The relevance matrix refreshes automatically when models change (entity additions, removals, or edits), and is also checked for freshness at report time.
Per-model coverage and actions
After running the aggregated report, a Per-Model Coverage section shows each model's individual coverage percentage with a progress bar and status breakdown. Models are sorted lowest-coverage-first so you can see where to focus.
Each model card has a Manage link that deep-links to the model's full compliance page (/compliance?model=X&framework=Y), where you can auto-map controls, remediate gaps, and manage individual mappings.

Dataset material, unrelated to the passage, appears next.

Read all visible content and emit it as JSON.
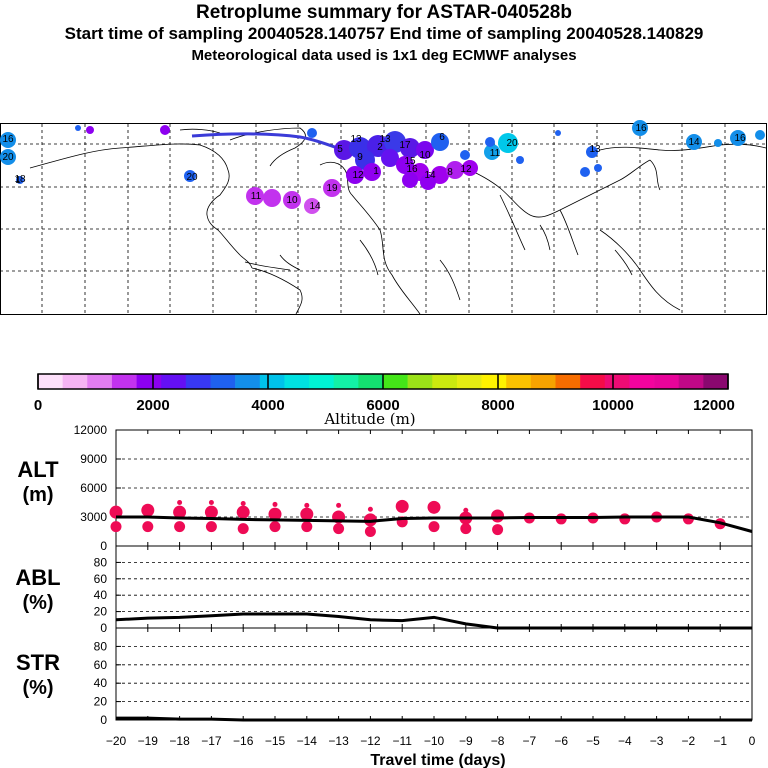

Model badges in the requirements table are also clickable — click any model pill to jump directly to that model's compliance page.
Framework propagation
- Selecting a framework on a system auto-selects it on all member models
- Adding a new model to the system propagates existing system framework selections
- Removing a framework from the system removes only propagated selections — direct model-level selections are preserved
- Per-model compliance still works independently
MCP integration
Two system compliance tools are available via the MCP endpoint:
select_system_compliance_frameworks— select frameworks for a system (propagates to models)get_system_compliance_report— aggregated gap analysis across all system models
Relationship to Assurance
Compliance and Assurance are complementary:
- Assurance answers: "Are my risk-derived control objectives mitigated?"
- Compliance answers: "Does my model satisfy an external framework's requirements?"
A model can be fully mitigated (all COs addressed) but not fully compliant (missing framework-mandated controls that risk analysis did not produce). The compliance module closes this gap.